In 2000, European scientists discovered that the sound is produced from the formation of cavitation bubble released when the claw rapidly snaps shut [3]. Charged with a speed of up to 100 km an hour [1,3,4], the bubble can go for a swift kill in a matter of 300 microseconds [3]. As the pressure stabilizes, the bubble pops with a loud bang reaching about 220 decibels [1, 5]. That is equivalent to the sound of a jet engine [1], enough to break small jars [4]. And yes, it’s louder than a gun shot which is around 150 decibels [7]. It actually competes with the sperm whale as the loudest animal in the ocean [4].  

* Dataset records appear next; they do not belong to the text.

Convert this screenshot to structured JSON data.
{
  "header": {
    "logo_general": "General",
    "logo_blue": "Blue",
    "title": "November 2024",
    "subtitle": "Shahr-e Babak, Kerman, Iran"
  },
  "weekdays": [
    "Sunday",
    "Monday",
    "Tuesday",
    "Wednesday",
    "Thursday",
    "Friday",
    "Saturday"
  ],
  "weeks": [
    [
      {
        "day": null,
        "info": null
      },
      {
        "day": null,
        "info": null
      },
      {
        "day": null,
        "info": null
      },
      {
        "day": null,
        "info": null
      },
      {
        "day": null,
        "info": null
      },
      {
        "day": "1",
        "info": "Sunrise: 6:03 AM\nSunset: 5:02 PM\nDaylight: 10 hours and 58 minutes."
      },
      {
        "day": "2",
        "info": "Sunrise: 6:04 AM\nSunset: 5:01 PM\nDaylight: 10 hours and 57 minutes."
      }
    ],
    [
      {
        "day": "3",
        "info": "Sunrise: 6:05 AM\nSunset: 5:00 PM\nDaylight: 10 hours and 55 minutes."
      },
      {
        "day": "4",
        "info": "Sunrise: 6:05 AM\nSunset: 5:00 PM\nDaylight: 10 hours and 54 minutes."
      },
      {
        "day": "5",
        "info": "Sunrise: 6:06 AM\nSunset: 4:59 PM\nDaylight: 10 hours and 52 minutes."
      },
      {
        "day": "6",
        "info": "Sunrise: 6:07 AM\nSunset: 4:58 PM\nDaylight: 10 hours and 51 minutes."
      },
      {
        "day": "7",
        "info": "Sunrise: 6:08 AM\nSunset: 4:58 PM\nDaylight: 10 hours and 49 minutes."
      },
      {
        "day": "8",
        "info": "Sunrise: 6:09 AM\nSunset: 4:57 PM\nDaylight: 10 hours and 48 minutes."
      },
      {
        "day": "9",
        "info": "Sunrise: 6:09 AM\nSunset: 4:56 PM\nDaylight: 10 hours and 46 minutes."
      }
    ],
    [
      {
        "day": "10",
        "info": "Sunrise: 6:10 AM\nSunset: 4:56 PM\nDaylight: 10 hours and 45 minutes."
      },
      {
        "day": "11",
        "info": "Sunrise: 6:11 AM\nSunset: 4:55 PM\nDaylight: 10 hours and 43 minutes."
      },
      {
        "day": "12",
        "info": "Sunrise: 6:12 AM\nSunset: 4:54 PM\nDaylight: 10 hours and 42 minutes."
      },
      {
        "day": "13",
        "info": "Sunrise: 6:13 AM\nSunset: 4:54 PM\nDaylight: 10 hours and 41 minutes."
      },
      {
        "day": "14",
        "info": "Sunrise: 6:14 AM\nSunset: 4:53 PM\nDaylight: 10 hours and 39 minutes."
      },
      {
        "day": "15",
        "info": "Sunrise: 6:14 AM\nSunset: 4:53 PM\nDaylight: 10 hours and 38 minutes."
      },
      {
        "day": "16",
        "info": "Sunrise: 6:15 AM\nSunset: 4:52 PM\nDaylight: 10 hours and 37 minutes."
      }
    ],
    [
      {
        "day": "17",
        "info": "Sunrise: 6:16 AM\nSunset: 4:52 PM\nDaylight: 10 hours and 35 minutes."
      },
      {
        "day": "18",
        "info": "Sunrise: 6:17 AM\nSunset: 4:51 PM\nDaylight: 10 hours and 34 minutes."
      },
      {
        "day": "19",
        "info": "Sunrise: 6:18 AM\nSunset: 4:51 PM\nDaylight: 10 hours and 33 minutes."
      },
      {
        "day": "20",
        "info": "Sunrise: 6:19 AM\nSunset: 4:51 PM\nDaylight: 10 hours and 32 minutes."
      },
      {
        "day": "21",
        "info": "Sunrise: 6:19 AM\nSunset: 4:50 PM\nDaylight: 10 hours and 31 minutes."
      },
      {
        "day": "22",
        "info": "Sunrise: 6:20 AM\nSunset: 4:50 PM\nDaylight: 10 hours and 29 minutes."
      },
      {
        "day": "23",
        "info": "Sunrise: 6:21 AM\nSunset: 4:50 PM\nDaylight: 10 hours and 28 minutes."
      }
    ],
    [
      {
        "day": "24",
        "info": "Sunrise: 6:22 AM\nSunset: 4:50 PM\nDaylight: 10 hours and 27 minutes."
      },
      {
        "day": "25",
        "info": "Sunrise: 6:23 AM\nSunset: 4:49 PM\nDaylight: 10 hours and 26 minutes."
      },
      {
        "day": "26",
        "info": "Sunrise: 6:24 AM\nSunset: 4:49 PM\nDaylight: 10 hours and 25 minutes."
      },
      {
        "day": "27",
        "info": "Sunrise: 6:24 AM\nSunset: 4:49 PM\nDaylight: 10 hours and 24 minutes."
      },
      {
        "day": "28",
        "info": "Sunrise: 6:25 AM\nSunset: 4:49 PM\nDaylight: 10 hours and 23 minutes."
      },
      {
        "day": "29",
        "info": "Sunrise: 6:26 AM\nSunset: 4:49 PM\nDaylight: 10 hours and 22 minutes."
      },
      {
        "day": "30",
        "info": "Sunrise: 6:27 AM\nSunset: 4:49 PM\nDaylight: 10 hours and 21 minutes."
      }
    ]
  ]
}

It emits not only a ‘deafening’ sound but an ultra-fast light when the bubble collapses. It is thought to exhibit sonoluminiscence - emission of short bursts of light [4] caused by a strong sound field [3]. If it were to be seen at the time of collapse, the temperature inside the bubbles must be a least 5,000 degrees Kelvin, comparable to the surface of the sun at 5,800 degrees Kelvin. The ephemeral flash of light lasts no longer than 300 picoseconds (a picosecond is one trillionth of a second) [3]. 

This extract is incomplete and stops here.